The all-stars came away with the victory, with a score of 50-16. For HSB wrestler Lucas Styres, the showcase was a learning curve. Losing his match, Styres kept his chin up, taking the opportunity as a means to improve rather than dwell on the loss.

“It’s a way to show yourself, to show what you’re made of,” said Styres. “It was a way to improve my moves. I was focusing more defensively. It’s a learning experience, you gotta get through it.”

Both Diabo and Styres were invited to the showcase with as little as two years of wrestling experience under their belt. Before its reintroduction in 2018, HSB’s wrestling program folded twice before, in the 70s and 90s.
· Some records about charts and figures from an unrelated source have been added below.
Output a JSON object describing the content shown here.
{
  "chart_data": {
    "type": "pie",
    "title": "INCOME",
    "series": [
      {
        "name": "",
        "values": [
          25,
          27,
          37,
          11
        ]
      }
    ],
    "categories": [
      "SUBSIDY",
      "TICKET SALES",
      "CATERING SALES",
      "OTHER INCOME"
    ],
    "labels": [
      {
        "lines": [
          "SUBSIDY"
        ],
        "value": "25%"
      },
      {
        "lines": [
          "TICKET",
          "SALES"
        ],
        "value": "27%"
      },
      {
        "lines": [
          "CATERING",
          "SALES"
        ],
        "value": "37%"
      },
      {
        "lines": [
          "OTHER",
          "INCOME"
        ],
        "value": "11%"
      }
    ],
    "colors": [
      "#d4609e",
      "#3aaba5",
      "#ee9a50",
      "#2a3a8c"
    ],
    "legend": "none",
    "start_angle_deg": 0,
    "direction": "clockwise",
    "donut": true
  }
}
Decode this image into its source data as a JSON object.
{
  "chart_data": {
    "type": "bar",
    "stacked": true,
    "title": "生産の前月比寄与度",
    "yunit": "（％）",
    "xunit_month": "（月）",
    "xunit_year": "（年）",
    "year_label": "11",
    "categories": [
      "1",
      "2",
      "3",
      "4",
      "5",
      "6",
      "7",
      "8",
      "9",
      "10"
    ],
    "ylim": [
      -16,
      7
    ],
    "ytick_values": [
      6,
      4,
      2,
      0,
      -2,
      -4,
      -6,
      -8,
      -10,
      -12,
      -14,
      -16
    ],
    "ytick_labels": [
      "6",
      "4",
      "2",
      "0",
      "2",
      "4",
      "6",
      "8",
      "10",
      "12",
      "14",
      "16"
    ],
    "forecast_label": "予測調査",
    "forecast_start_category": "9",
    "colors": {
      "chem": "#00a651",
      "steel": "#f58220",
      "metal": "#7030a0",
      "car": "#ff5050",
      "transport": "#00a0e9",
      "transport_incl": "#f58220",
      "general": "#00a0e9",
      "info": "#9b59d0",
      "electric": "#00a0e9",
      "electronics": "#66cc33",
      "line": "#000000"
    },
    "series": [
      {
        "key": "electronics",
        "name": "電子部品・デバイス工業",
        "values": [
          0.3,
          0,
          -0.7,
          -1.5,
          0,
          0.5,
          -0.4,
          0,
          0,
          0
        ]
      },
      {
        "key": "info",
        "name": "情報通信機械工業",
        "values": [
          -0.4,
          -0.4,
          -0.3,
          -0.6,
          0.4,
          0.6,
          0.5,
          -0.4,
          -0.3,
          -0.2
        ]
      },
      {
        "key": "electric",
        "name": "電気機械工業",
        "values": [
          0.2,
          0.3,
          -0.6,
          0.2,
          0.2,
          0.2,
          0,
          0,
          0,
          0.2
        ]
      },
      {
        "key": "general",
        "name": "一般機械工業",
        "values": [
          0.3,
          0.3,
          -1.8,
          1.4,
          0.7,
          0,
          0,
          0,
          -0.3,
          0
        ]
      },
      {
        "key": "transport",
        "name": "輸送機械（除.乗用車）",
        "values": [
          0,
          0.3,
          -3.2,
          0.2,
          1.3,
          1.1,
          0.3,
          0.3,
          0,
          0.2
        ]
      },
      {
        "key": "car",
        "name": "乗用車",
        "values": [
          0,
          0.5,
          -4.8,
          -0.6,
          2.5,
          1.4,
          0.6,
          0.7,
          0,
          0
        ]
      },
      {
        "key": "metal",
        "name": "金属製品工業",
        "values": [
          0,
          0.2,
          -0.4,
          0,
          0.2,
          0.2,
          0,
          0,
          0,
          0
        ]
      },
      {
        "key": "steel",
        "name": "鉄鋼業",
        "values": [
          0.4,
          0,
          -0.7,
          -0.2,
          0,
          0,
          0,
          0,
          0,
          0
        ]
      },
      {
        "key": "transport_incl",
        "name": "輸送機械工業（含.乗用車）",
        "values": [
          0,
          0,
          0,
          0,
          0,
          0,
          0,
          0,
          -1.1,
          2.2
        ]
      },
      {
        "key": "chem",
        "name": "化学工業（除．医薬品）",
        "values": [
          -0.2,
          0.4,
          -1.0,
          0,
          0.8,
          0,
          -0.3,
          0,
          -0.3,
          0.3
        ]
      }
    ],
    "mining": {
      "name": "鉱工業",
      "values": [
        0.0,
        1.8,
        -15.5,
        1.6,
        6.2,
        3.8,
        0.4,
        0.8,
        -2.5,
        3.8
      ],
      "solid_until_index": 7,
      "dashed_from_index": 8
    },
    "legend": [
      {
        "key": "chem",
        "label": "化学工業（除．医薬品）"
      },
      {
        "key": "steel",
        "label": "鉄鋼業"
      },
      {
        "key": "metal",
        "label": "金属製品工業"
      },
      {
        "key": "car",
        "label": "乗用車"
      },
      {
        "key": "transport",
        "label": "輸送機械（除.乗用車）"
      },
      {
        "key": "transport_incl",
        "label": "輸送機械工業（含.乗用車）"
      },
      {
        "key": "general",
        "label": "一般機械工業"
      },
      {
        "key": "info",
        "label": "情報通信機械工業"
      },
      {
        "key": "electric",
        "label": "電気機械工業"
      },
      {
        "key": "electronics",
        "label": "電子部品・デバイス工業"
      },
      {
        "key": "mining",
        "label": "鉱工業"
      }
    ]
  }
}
A former wrestler and coach at Kahnawake Survival School, Montour arrived at HSB with almost 30 years of experience, and brought the program back.

“I started wrestling when I was 12, so some of these younger guys walking around, I was their age when I started,” he said. “My whole reason for going into coaching was to give the kids the same experience I had when I was a kid.”

Growing up, Montour considered himself fortunate for the coaches he had the opportunity to train with. Wrestling is a tough sport, he said, but they were a family.

Wrestling runs deep in Montour’s family. His late brother Joel, son Otiohkwanoron, and his daughters, Kawennanoron and Sabrina, all competed in the sport growing up.

Kawennanoron never thought about pursuing any other sport but wrestling. It was a path she was drawn to.

“My grandparents would take me and my younger cousins across to Denver, Colorado to watch my father and my brother compete in the same North American Indigenous Games,” said Kawennanoron. “I’ve never thought about doing anything but wrestling.”

Inspired by her late uncle Joel, Kawennanoron competed in the Canada Games in 2013 and North American Indigenous Games in 2014, and became a two-time GMAA champion. After graduating high school in 2014, Kawennanoron now finds herself coaching at HSB. “For me it was about continuing my family’s legacy,” said Kawennanoron.

The notion of family bonds led many of Montour’s athletes to enter the sport. For both Styres and Diabo, wrestling is a family sport. 

Looking up to his older brother, Nicholas, Styres said it felt only right to continue the tradition. “As soon as I started, I really loved it.”

“He’s got an older brother as a mentor, and they go together to the gym, help each other and share the expertise from the older one to the younger one,” said Styres’ mother, Valerie. 

Diabo was inspired to start wrestling by his late uncle Joe — a former KSS champion.

“For me wrestling is life,” said Diabo. “It deals with all the problems I have, like stress.” 

Diabo hopes to continue on with wrestling for as long as he can. His goal is to one day earn a scholarship in the sport, citing Concordia University as his school of choice to continue his education. Ultimately, Diabo would love to pursue a wrestling career. 

“He’s come a long way from last year until now. He’s got the drive for it.” said Kim. “I’m pretty sure his uncle Joe is smiling down on him.”